Controlled release and responsive drug delivery systems
Nanostructured drug delivery systems
D4's research in this area focuses on liquid crystals, with two main objectives:
- to understand and manipulate the self-assembly process of liquid crystals and develop new methods to structurally characterise these materials—this work employs facilities at the Australian Synchrotron
- to control and manipulate liquid-crystalline nanostructures to improve drug delivery outcomes in vivo
An area of particular interest is designing systems that respond to external stimuli to modify drug release rates—effectively providing an 'on-off switch' for drug release. These systems may ultimately provide improved therapeutic outcomes and patient convenience for frequently administered medicines, such as short-acting biological molecules.

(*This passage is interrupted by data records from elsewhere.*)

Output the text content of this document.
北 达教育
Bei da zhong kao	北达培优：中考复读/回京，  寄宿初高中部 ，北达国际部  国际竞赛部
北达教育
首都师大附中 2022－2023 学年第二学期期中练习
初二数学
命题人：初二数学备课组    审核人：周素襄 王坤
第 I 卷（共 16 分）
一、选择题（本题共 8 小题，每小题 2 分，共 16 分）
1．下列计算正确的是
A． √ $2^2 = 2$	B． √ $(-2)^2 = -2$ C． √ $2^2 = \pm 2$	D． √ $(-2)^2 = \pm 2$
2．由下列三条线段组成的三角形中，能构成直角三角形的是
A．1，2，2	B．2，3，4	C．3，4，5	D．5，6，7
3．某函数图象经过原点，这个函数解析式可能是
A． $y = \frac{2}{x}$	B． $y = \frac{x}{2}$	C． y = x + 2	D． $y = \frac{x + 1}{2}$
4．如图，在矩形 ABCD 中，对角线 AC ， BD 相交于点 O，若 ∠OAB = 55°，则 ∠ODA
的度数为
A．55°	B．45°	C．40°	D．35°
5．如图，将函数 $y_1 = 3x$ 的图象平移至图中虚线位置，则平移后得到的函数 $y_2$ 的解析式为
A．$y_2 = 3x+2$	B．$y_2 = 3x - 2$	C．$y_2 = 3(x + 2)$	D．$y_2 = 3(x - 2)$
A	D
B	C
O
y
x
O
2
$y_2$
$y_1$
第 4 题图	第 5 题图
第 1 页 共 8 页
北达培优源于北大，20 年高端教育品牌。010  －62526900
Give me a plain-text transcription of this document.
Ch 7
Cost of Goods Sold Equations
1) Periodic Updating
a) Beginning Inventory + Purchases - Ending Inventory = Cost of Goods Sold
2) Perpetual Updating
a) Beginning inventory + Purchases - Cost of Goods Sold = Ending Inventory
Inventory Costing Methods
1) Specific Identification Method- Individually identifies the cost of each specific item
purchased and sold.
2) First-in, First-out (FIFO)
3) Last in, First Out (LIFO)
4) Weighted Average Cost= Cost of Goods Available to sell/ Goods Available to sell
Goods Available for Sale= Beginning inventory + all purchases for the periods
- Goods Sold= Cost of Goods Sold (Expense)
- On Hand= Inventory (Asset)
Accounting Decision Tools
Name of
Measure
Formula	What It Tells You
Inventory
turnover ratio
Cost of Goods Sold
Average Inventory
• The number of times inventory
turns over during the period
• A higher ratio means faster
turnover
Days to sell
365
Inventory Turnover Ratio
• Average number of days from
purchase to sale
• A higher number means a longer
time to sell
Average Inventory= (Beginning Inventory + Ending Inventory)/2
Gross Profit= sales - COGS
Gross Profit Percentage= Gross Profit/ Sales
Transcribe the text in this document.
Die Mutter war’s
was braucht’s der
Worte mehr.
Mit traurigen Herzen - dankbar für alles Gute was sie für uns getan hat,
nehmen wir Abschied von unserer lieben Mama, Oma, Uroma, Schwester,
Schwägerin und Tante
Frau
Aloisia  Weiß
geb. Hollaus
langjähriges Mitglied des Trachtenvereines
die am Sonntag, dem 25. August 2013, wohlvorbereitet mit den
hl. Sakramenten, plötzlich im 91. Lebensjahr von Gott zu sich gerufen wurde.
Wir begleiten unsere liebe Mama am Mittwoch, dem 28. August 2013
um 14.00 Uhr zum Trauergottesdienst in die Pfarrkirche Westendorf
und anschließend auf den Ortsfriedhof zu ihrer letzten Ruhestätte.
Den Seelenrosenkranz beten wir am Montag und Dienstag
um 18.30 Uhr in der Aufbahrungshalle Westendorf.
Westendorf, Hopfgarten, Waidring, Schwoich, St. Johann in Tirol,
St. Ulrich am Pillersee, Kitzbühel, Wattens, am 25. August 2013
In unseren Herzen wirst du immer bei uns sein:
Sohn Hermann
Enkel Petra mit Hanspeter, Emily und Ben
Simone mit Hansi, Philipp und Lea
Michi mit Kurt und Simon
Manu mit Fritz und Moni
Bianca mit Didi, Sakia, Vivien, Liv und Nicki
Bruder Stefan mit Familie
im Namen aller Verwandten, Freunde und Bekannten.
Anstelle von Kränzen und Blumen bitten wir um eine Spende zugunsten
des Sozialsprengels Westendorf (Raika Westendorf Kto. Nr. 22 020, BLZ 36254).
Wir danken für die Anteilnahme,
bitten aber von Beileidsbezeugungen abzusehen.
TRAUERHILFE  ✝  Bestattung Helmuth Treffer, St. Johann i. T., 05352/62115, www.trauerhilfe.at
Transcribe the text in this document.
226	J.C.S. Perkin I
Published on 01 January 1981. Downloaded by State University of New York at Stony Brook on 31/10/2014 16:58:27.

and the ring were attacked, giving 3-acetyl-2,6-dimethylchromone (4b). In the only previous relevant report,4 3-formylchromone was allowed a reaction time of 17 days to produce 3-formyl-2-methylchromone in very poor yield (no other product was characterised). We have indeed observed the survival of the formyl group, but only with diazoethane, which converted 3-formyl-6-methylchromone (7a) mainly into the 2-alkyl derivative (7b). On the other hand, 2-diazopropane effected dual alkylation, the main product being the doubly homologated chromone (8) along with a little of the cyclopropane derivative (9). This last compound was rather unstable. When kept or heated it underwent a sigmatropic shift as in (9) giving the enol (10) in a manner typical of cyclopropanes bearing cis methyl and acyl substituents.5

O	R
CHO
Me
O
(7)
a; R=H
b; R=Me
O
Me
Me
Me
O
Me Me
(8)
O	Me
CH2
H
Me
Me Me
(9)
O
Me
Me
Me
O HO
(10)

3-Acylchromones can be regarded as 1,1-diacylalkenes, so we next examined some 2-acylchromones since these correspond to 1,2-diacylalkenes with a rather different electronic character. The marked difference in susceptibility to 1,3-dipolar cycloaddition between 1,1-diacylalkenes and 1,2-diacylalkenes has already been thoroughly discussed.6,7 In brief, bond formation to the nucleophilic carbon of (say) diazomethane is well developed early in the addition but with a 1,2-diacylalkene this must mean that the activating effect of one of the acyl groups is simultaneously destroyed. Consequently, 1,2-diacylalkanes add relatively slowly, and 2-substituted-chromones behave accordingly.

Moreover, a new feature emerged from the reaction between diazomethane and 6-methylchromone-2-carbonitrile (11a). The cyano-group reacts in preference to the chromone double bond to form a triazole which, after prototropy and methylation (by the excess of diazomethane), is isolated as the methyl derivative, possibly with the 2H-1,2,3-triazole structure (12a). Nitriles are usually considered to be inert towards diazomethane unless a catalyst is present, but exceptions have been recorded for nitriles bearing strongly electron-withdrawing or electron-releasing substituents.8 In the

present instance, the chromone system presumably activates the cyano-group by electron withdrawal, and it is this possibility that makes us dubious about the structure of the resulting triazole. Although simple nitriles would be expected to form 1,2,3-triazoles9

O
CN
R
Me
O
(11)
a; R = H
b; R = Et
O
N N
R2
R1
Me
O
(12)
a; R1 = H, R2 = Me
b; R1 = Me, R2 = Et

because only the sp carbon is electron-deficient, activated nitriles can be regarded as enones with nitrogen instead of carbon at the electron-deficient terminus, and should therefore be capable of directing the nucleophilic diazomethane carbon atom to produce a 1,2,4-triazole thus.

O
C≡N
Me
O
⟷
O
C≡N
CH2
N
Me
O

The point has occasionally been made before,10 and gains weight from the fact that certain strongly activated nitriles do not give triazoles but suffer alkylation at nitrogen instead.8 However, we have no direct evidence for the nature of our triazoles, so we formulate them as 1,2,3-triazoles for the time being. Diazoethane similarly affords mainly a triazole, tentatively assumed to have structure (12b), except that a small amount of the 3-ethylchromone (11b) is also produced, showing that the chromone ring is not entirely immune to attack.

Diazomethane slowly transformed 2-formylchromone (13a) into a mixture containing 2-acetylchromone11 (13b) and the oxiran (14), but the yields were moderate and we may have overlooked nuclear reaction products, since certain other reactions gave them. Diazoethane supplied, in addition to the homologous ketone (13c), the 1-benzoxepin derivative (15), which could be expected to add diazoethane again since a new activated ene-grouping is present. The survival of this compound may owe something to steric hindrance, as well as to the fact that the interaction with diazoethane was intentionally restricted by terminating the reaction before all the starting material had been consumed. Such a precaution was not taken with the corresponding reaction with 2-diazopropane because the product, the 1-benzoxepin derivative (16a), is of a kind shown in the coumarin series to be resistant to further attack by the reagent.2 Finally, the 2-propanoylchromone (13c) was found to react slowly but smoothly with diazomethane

Nanostructures and their effect on drug release rates
The spontaneous self-assembly of some lipids to form liquid-crystalline structures offers a potential new class of sustained-release matrix.
Nanostructured liquid-crystalline materials are highly stable in dilution. They can therefore persist as a reservoir for slow drug release as they are diluted in fluids, including in the GI tract or subcutaneous tissues. Alternatively, they can be dispersed into nanoparticle form while retaining the 'parent' liquid-crystalline structure.
The rate of drug release is directly related to the nanostructure of the matrix. Modifying the assembly process or conditions can therefore provide a means of controlling drug release.